Mendengar itu, Virzha langsung pamit pulang ke asrama tanpa bantahan lagi.
"Ada-ada saja anak itu." Rafif berkata lirih.
Rafif sudah mengetahui kebenarannya bahwa Virzha adalah seseorang yang membantu persembunyian Yara. Ia sebenarnya kesal karena berhasil dikelabui anak kecil semacam Virzha. Akan tetapi, satu sisinya lagi, ia begitu berterima kasih karena campur tangan Virzha, Yara berada di tempat yang tepat.
"Pulang, yuk!" Rafif mengajak sang isteri kembali ke rumah. Ia menarik tangan sang isteri dengan lembut.
"Eh, ada yang mau dicari lagi, nggak?" tanya Rafif sebelum sampai di rumah.
"Nggak ada, Mas.
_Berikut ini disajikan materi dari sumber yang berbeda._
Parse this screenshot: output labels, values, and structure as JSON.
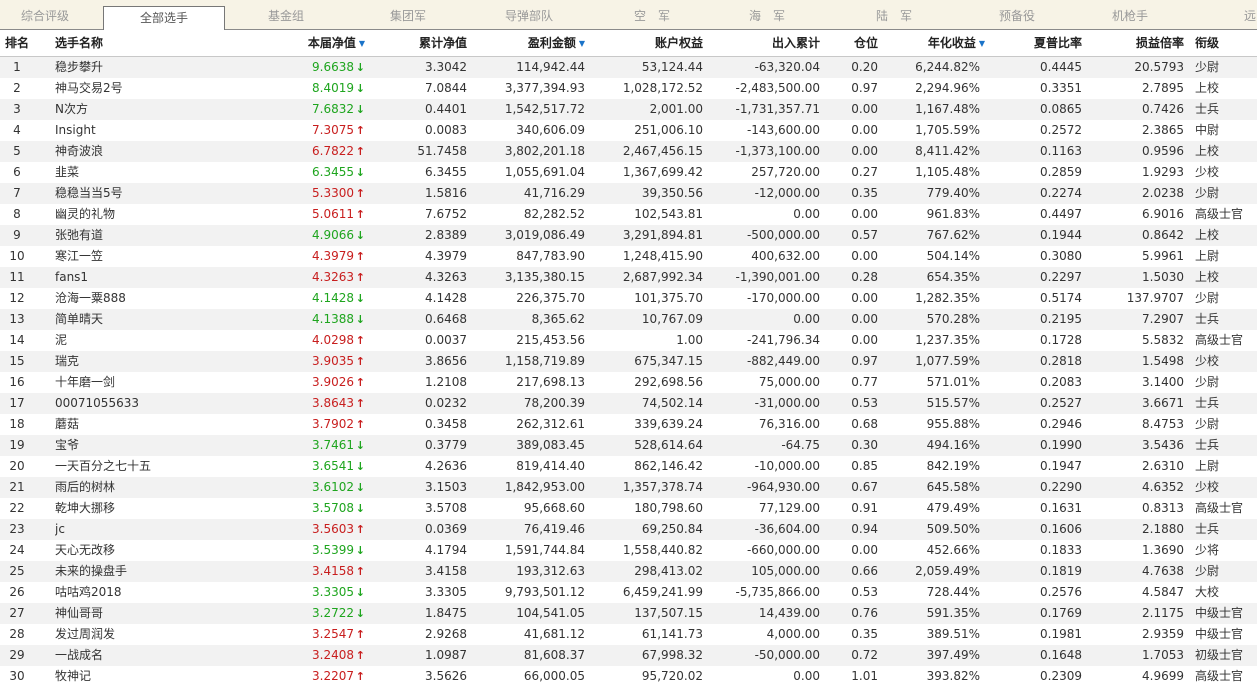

Cuma butuh alat tempur ini saja," ujar Yara sambil menunjukkan satu kresek penuh berisi beberapa jenis camilan.
Berhubung tidak ada lagi yang hendak dicari, Yara dan Rafif berjalan dengan santai menuju ke kediaman mereka.
Sesampainya di halaman rumah, Yara mengernyitkan keningnya kala mendapati seorang gadis cantik yang sekarang duduk di kursi teras dengan tangan yang masih sibuk dengan ponselnya.
"Ning Malva?" Yara bergumam pelan.
Rafif pun terkejut melihat kedatangan Ning Malva. Padahal, ia merasa kalau urusan dengannya sudah selesai. Sebab, beberapa saat lalu, ia sudah menjelaskan dengan gamblang bahwa Rafif tidak berminat untuk mempererat ikatan seperti yang diusulkan oleh ibu dari gadis itu.
Rafif melirik sejenak ke arah sang isteri. Dari pengamatannya, raut wajah Yara masih terlihat santai meski langkah wanitanya itu tampak gontai.
"Nggak apa-apa, Mas," ungkap Yara begitu mengamati kekhawatiran sang suami. Meski dalam hati penuh tanya, Yara berusaha lebih tenang.
Yara ingat satu pesan dari Ning Malva. Ia tidak menyangka kalau gadis itu benar-benar seberani itu mendatangi rumahnya.
"Kira-kira apa yang akan dibicarakan?" kata tanya meluncur di hati Yara.
"Akankah rasa damai yang baru saja dirasakan harus terusik lagi?"
_________________
To be continued.
Khala tinggal dua part lagi. Hari kamis nanti bakal dobel update.
Setelah itu, siap untuk mengikuti Give Away? 🤭
Eh, rajin baca dan komen aja biar lebih mudah. Hehe..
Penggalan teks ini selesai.